O Observatório Palestino de Violações de Direitos Digitais, coordenado pela organização 7amleh – The Arab Center for the Advancement of Social Media, possui uma plataforma online para monitorar, documentar e acompanhar as violações dos direitos digitais dos palestinos. De 2021 a 2025, a plataforma recebeu e encaminhou cerca de 10.200 denúncias de violações. A maior parte se refere à incitação à violência contra palestinos por parte de contas existentes nas redes sociais (40,44%), seguido de censura de conteúdo palestino por parte das plataformas (35,34%), discurso de ódio (10,05%), remoção de conteúdo (3,70%), campanha difamatória (3,34%), fake news (2,66%), hackeamento (1,90%), violência baseada em gênero (1,76%), entre outros.

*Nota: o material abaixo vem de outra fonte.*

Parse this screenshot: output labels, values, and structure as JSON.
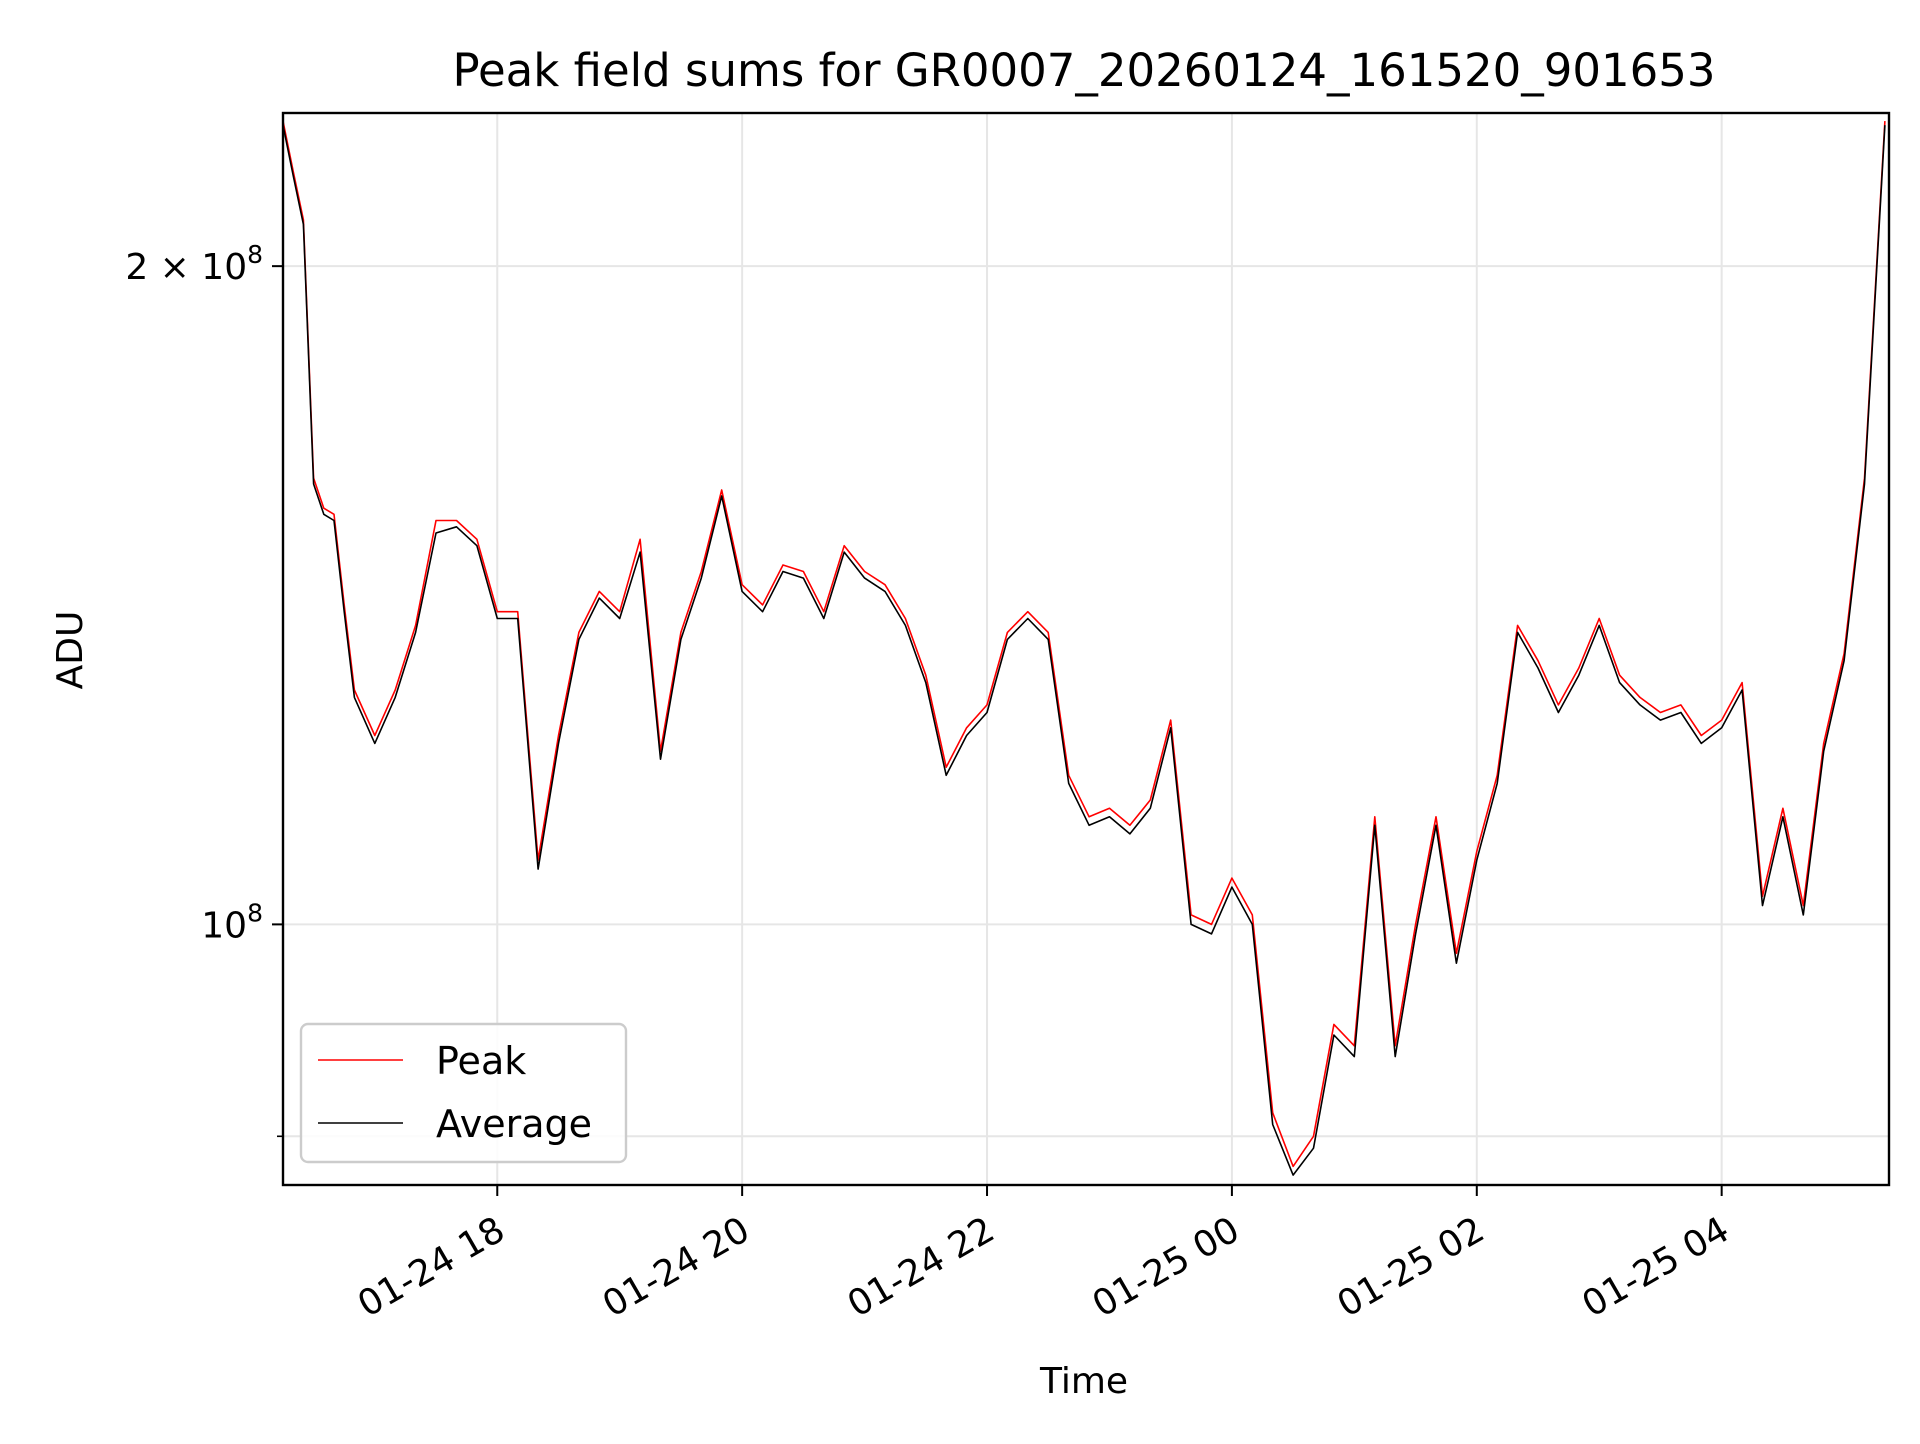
{
  "chart_data": {
    "type": "line",
    "title": "Peak field sums for GR0007_20260124_161520_901653",
    "xlabel": "Time",
    "ylabel": "ADU",
    "y_scale": "log",
    "ylim": [
      76000000,
      235000000
    ],
    "xlim": [
      "2026-01-24 16:15",
      "2026-01-25 05:22"
    ],
    "grid": true,
    "legend_position": "lower-left",
    "x_ticks": [
      {
        "value": "2026-01-24 18:00",
        "label": "01-24 18"
      },
      {
        "value": "2026-01-24 20:00",
        "label": "01-24 20"
      },
      {
        "value": "2026-01-24 22:00",
        "label": "01-24 22"
      },
      {
        "value": "2026-01-25 00:00",
        "label": "01-25 00"
      },
      {
        "value": "2026-01-25 02:00",
        "label": "01-25 02"
      },
      {
        "value": "2026-01-25 04:00",
        "label": "01-25 04"
      }
    ],
    "y_ticks": [
      {
        "value": 200000000,
        "label": "2 × 10",
        "exp": "8"
      },
      {
        "value": 100000000,
        "label": "10",
        "exp": "8"
      }
    ],
    "y_minor_ticks": [
      80000000
    ],
    "x": [
      "2026-01-24 16:15",
      "2026-01-24 16:20",
      "2026-01-24 16:25",
      "2026-01-24 16:30",
      "2026-01-24 16:35",
      "2026-01-24 16:40",
      "2026-01-24 16:45",
      "2026-01-24 16:50",
      "2026-01-24 17:00",
      "2026-01-24 17:10",
      "2026-01-24 17:20",
      "2026-01-24 17:30",
      "2026-01-24 17:40",
      "2026-01-24 17:50",
      "2026-01-24 18:00",
      "2026-01-24 18:10",
      "2026-01-24 18:20",
      "2026-01-24 18:30",
      "2026-01-24 18:40",
      "2026-01-24 18:50",
      "2026-01-24 19:00",
      "2026-01-24 19:10",
      "2026-01-24 19:20",
      "2026-01-24 19:30",
      "2026-01-24 19:40",
      "2026-01-24 19:50",
      "2026-01-24 20:00",
      "2026-01-24 20:10",
      "2026-01-24 20:20",
      "2026-01-24 20:30",
      "2026-01-24 20:40",
      "2026-01-24 20:50",
      "2026-01-24 21:00",
      "2026-01-24 21:10",
      "2026-01-24 21:20",
      "2026-01-24 21:30",
      "2026-01-24 21:40",
      "2026-01-24 21:50",
      "2026-01-24 22:00",
      "2026-01-24 22:10",
      "2026-01-24 22:20",
      "2026-01-24 22:30",
      "2026-01-24 22:40",
      "2026-01-24 22:50",
      "2026-01-24 23:00",
      "2026-01-24 23:10",
      "2026-01-24 23:20",
      "2026-01-24 23:30",
      "2026-01-24 23:40",
      "2026-01-24 23:50",
      "2026-01-25 00:00",
      "2026-01-25 00:10",
      "2026-01-25 00:20",
      "2026-01-25 00:30",
      "2026-01-25 00:40",
      "2026-01-25 00:50",
      "2026-01-25 01:00",
      "2026-01-25 01:10",
      "2026-01-25 01:20",
      "2026-01-25 01:30",
      "2026-01-25 01:40",
      "2026-01-25 01:50",
      "2026-01-25 02:00",
      "2026-01-25 02:10",
      "2026-01-25 02:20",
      "2026-01-25 02:30",
      "2026-01-25 02:40",
      "2026-01-25 02:50",
      "2026-01-25 03:00",
      "2026-01-25 03:10",
      "2026-01-25 03:20",
      "2026-01-25 03:30",
      "2026-01-25 03:40",
      "2026-01-25 03:50",
      "2026-01-25 04:00",
      "2026-01-25 04:10",
      "2026-01-25 04:20",
      "2026-01-25 04:30",
      "2026-01-25 04:40",
      "2026-01-25 04:50",
      "2026-01-25 05:00",
      "2026-01-25 05:10",
      "2026-01-25 05:20"
    ],
    "series": [
      {
        "name": "Peak",
        "color": "#ff0000",
        "values": [
          233000000,
          221000000,
          210000000,
          160000000,
          155000000,
          154000000,
          140000000,
          128000000,
          122000000,
          128000000,
          137000000,
          153000000,
          153000000,
          150000000,
          139000000,
          139000000,
          107000000,
          122000000,
          136000000,
          142000000,
          139000000,
          150000000,
          120000000,
          136000000,
          145000000,
          158000000,
          143000000,
          140000000,
          146000000,
          145000000,
          139000000,
          149000000,
          145000000,
          143000000,
          138000000,
          130000000,
          118000000,
          123000000,
          126000000,
          136000000,
          139000000,
          136000000,
          117000000,
          112000000,
          113000000,
          111000000,
          114000000,
          124000000,
          101000000,
          100000000,
          105000000,
          101000000,
          82000000,
          77500000,
          80000000,
          90000000,
          88000000,
          112000000,
          88000000,
          100000000,
          112000000,
          97000000,
          108000000,
          117000000,
          137000000,
          132000000,
          126000000,
          131000000,
          138000000,
          130000000,
          127000000,
          125000000,
          126000000,
          122000000,
          124000000,
          129000000,
          103000000,
          113000000,
          102000000,
          121000000,
          133000000,
          160000000,
          233000000
        ]
      },
      {
        "name": "Average",
        "color": "#000000",
        "values": [
          232000000,
          220000000,
          209000000,
          159000000,
          154000000,
          153000000,
          139000000,
          127000000,
          121000000,
          127000000,
          136000000,
          151000000,
          152000000,
          149000000,
          138000000,
          138000000,
          106000000,
          121000000,
          135000000,
          141000000,
          138000000,
          148000000,
          119000000,
          135000000,
          144000000,
          157000000,
          142000000,
          139000000,
          145000000,
          144000000,
          138000000,
          148000000,
          144000000,
          142000000,
          137000000,
          129000000,
          117000000,
          122000000,
          125000000,
          135000000,
          138000000,
          135000000,
          116000000,
          111000000,
          112000000,
          110000000,
          113000000,
          123000000,
          100000000,
          99000000,
          104000000,
          100000000,
          81000000,
          76800000,
          79000000,
          89000000,
          87000000,
          111000000,
          87000000,
          99000000,
          111000000,
          96000000,
          107000000,
          116000000,
          136000000,
          131000000,
          125000000,
          130000000,
          137000000,
          129000000,
          126000000,
          124000000,
          125000000,
          121000000,
          123000000,
          128000000,
          102000000,
          112000000,
          101000000,
          120000000,
          132000000,
          159000000,
          232000000
        ]
      }
    ]
  }
}
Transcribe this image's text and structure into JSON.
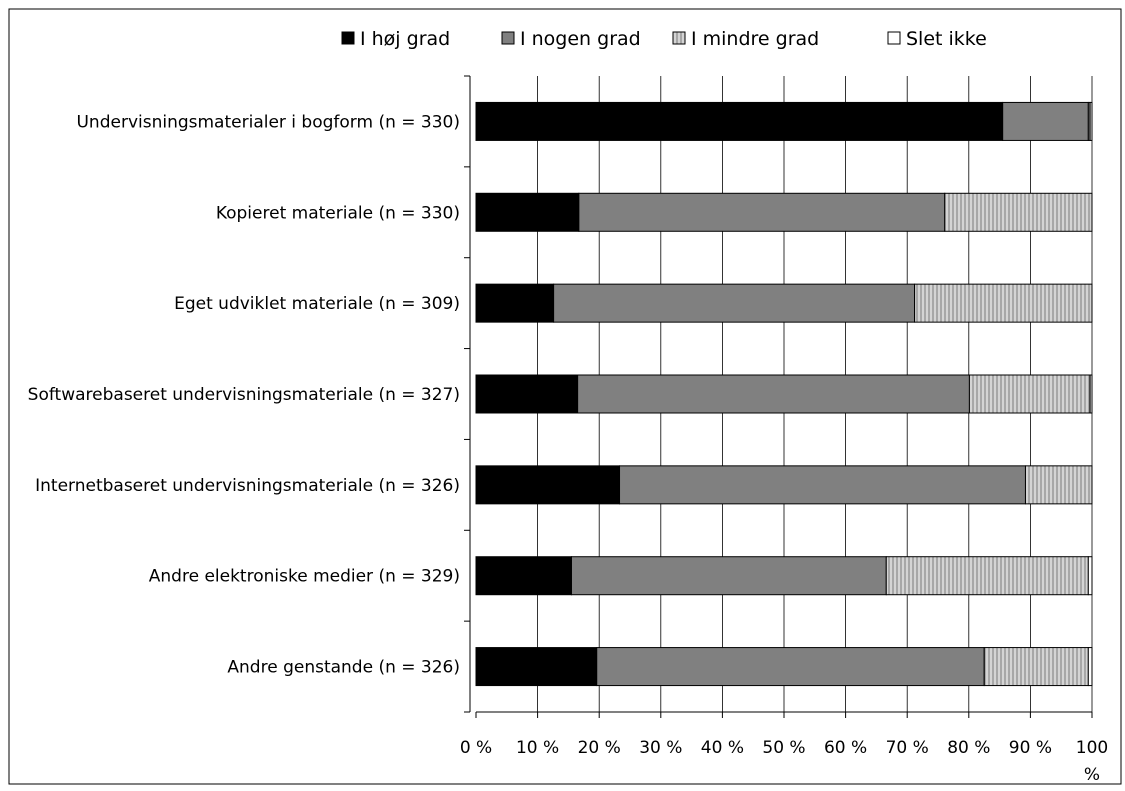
{
  "chart_data": {
    "type": "bar",
    "orientation": "horizontal",
    "stacked": true,
    "normalized_percent": true,
    "categories": [
      "Undervisningsmaterialer i bogform  (n = 330)",
      "Kopieret materiale (n = 330)",
      "Eget udviklet materiale (n = 309)",
      "Softwarebaseret undervisningsmateriale (n = 327)",
      "Internetbaseret undervisningsmateriale (n = 326)",
      "Andre elektroniske medier (n = 329)",
      "Andre genstande (n = 326)"
    ],
    "series": [
      {
        "name": "I høj grad",
        "color": "#000000",
        "pattern": "solid",
        "values": [
          85.5,
          16.7,
          12.6,
          16.5,
          23.3,
          15.5,
          19.6
        ]
      },
      {
        "name": "I nogen grad",
        "color": "#808080",
        "pattern": "solid",
        "values": [
          13.9,
          59.4,
          58.6,
          63.6,
          65.9,
          51.1,
          62.9
        ]
      },
      {
        "name": "I mindre grad",
        "color": "#c8c8c8",
        "pattern": "vertical-stripes",
        "values": [
          0.3,
          23.9,
          28.8,
          19.6,
          10.8,
          32.8,
          16.9
        ]
      },
      {
        "name": "Slet ikke",
        "color": "#ffffff",
        "pattern": "solid",
        "values": [
          0.3,
          0.0,
          0.0,
          0.3,
          0.0,
          0.6,
          0.6
        ]
      }
    ],
    "x_ticks": [
      "0 %",
      "10 %",
      "20 %",
      "30 %",
      "40 %",
      "50 %",
      "60 %",
      "70 %",
      "80 %",
      "90 %",
      "100 %"
    ],
    "xlim": [
      0,
      100
    ],
    "grid": "vertical",
    "legend": "top"
  }
}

Relatório lançado pela organização, em setembro de 2024 documenta mais de 5.100 casos de censura digital e disseminação de conteúdo prejudicial em grandes plataformas como Meta e X, em outubro de 2023 e setembro de 2024. As plataformas digitais também lucraram financeiramente com conteúdo publicitário prejudicial, como mostra o relatório: “O Facebook, de propriedade da Meta, veiculou anúncios direcionados incitando o assassinato de indivíduos e defendendo a expulsão forçada de palestinos da Cisjordânia para a Jordânia. Além disso, as políticas de publicidade do YouTube foram consideradas não compatíveis com os padrões de direitos humanos. O Ministério das Relações Exteriores de Israel promoveu anúncios sobre a guerra em andamento em Gaza no YouTube, refletindo sua ideologia para públicos na França, Alemanha e Reino Unido, com um orçamento de US$ 7,1 milhões em duas semanas após 7 de outubro de 2023, em violação às próprias políticas da plataforma”.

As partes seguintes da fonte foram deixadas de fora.